I spent five days last week in the Blue Hills of northern Wisconsin, helping a gaggle of about 90 volunteers build new trail for the Ice Age Trail Alliance so they can re-route the IAT through a more scenic part of the county. It’s a beautiful part of the state that I don’t visit often enough; I’ll have to go back in a couple weeks to have a wander on my own.
We were allowed to camp in the Murphy Flowage County Park while we worked on the trail. It’s not normally a campground, but for a few nights the lawn was festooned with pop-up tents of all sizes. I found a cozy spot at the edge of the park where I could hang my hammock between a couple trees in the lee of a hill.
These trail-building events are pretty big operations run impressively well by Alliance staff. Volunteers provide all the labor for cutting the trail, while the Ice Age Trail Alliance provides a place to camp, breakfast and dinner every day, two big trailers filled with hand tools, and the management needed to make it all work. Members from the Blue Hills Chapter of the IATA are on hand to help the rest of us, but I’m always amazed to find out how many people from all over the state come to these events. I was not the only person who drove four hours or more to help out.

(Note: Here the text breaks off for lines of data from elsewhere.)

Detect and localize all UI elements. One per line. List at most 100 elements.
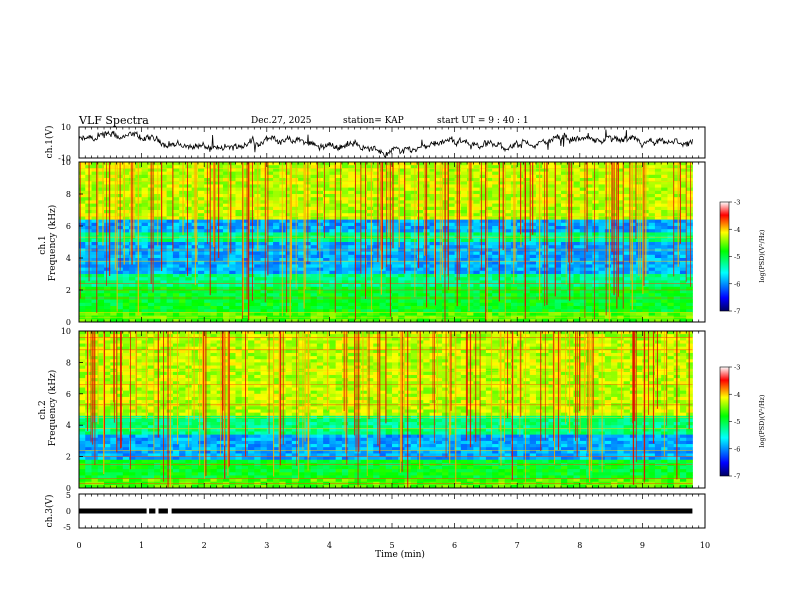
spectrogram-cell	[617, 270, 625, 275]
spectrogram-cell	[448, 302, 455, 307]
spectrogram-cell	[304, 277, 312, 281]
spectrogram-cell	[473, 178, 481, 182]
spectrogram-cell	[91, 197, 99, 201]
spectrogram-cell	[473, 267, 481, 272]
spectrogram-cell	[523, 219, 531, 224]
spectrogram-cell	[454, 181, 462, 185]
spectrogram-cell	[548, 171, 556, 176]
spectrogram-cell	[104, 251, 111, 256]
spectrogram-cell	[373, 280, 380, 284]
spectrogram-cell	[598, 165, 606, 169]
spectrogram-cell	[592, 174, 599, 179]
spectrogram-cell	[398, 242, 405, 246]
spectrogram-cell	[229, 229, 236, 233]
spectrogram-cell	[104, 165, 111, 169]
spectrogram-cell	[392, 210, 399, 214]
spectrogram-cell	[417, 264, 424, 268]
spectrogram-cell	[329, 174, 337, 179]
spectrogram-cell	[661, 286, 668, 291]
spectrogram-cell	[523, 213, 531, 217]
spectrogram-cell	[554, 264, 562, 268]
spectrogram-cell	[617, 181, 625, 185]
spectrogram-cell	[191, 290, 199, 294]
spectrogram-cell	[110, 318, 117, 323]
spectrogram-cell	[636, 258, 643, 262]
spectrogram-cell	[617, 264, 625, 268]
spectrogram-cell	[542, 264, 549, 268]
spectrogram-cell	[529, 254, 537, 259]
spectrogram-cell	[398, 302, 405, 307]
spectrogram-cell	[116, 318, 124, 323]
spectrogram-cell	[260, 165, 268, 169]
spectrogram-cell	[354, 264, 362, 268]
spectrogram-cell	[586, 280, 593, 284]
spectrogram-cell	[423, 306, 430, 310]
spectrogram-cell	[586, 302, 593, 307]
spectrogram-cell	[310, 190, 318, 195]
spectrogram-cell	[360, 229, 368, 233]
spectrogram-cell	[185, 251, 193, 256]
spectrogram-cell	[166, 309, 174, 313]
spectrogram-cell	[404, 226, 412, 230]
spectrogram-cell	[598, 267, 606, 272]
spectrogram-cell	[586, 283, 593, 288]
spectrogram-cell	[360, 267, 368, 272]
spectrogram-cell	[335, 187, 343, 192]
spectrogram-cell	[229, 264, 236, 268]
spectrogram-cell	[366, 184, 374, 188]
spectrogram-cell	[291, 187, 299, 192]
spectrogram-cell	[617, 187, 625, 192]
spectrogram-cell	[360, 293, 368, 297]
spectrogram-cell	[341, 254, 349, 259]
spectrogram-cell	[254, 286, 261, 291]
spectrogram-cell	[248, 219, 255, 224]
spectrogram-cell	[222, 190, 230, 195]
spectrogram-cell	[166, 187, 174, 192]
spectrogram-cell	[260, 206, 268, 211]
spectrogram-cell	[110, 190, 117, 195]
spectrogram-cell	[373, 254, 380, 259]
spectrogram-cell	[404, 190, 412, 195]
spectrogram-cell	[185, 171, 193, 176]
spectrogram-cell	[222, 206, 230, 211]
spectrogram-cell	[229, 251, 236, 256]
spectrogram-cell	[473, 318, 481, 323]
spectrogram-cell	[573, 254, 581, 259]
spectrogram-cell	[329, 299, 337, 304]
spectrogram-cell	[260, 187, 268, 192]
spectrogram-cell	[398, 283, 405, 288]
spectrogram-cell	[379, 299, 387, 304]
spectrogram-cell	[179, 251, 186, 256]
spectrogram-cell	[110, 312, 117, 316]
spectrogram-cell	[97, 184, 105, 188]
spectrogram-cell	[241, 283, 249, 288]
spectrogram-cell	[216, 238, 224, 243]
spectrogram-cell	[504, 213, 512, 217]
spectrogram-cell	[567, 293, 574, 297]
spectrogram-cell	[335, 238, 343, 243]
spectrogram-cell	[154, 254, 161, 259]
spectrogram-cell	[492, 194, 499, 198]
spectrogram-cell	[254, 258, 261, 262]
spectrogram-cell	[335, 229, 343, 233]
spectrogram-cell	[260, 219, 268, 224]
spectrogram-cell	[417, 299, 424, 304]
spectrogram-cell	[454, 274, 462, 278]
spectrogram-cell	[404, 283, 412, 288]
spectrogram-cell	[523, 238, 531, 243]
spectrogram-cell	[460, 184, 468, 188]
spectrogram-cell	[91, 318, 99, 323]
spectrogram-cell	[273, 312, 280, 316]
spectrogram-cell	[460, 194, 468, 198]
spectrogram-cell	[435, 261, 443, 265]
spectrogram-cell	[298, 232, 305, 236]
spectrogram-cell	[485, 293, 493, 297]
spectrogram-cell	[667, 283, 675, 288]
spectrogram-cell	[517, 264, 524, 268]
spectrogram-cell	[348, 171, 355, 176]
spectrogram-cell	[110, 210, 117, 214]
spectrogram-cell	[147, 286, 155, 291]
spectrogram-cell	[197, 309, 205, 313]
spectrogram-cell	[617, 216, 625, 220]
spectrogram-cell	[235, 216, 243, 220]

I moved rocks the first two days of the event. I was on a team of four people who placed stepping stones in muddy drains so hikers wouldn’t turn those drains into mud wallows. Calling them “stepping stones” makes them sound like smallish, easily-moved rocks, but no. We were using six-foot-long steel pry bars to dig up 400-pound rocks and roll them into nets. Each of us grabbed a corner of the net to carry the rock out of the woods to the trail, and it was not easy! We set four rocks on the first day, three on the second day. The first day was harder because of the uneven, mushy ground we had to work on. The ground around the two other sites we worked on was wet but firm, so digging and setting the stones went much faster. But after a day rocks around, I went to bed exhausted.
We finished setting rocks early on the second day, so we moved down the road to cut a new section of trail. I spent the rest of the day raking leaf litter and twigs, then grubbing little seedlings out of the ground. You know how you see a gojillion little tree seedlings popping up out of the ground when you go walking through the woods? To cut a new trail through a forest, all those little seedlings have to be pulled up by hand. That was me. I was doing that.
The second two days of the event were the two hottest days, and we spent them deep in the woods, raking and scraping and swinging a pick-mattock to grub stumps out of the ground. We left the biggest stumps for a specially-designated crew who came through with a winch to pull them up. Anything small, say the thickness of my thumb or smaller, was my job. A pick-mattock makes pretty short work of them, but there are usually a lot, so it’s hot, sweaty work. I drank a gallon of clear water each day, and I’m pretty sure I sweat every drop of it back out before I went back to camp at the end of the day.
The final day was reserved for pulling all the tools out of the trailer, knocking the dirt off them, and oiling them so they wouldn’t rust. The forecast called for rain so we started early, finishing up by eight-thirty. I left just as the rain began to spit down.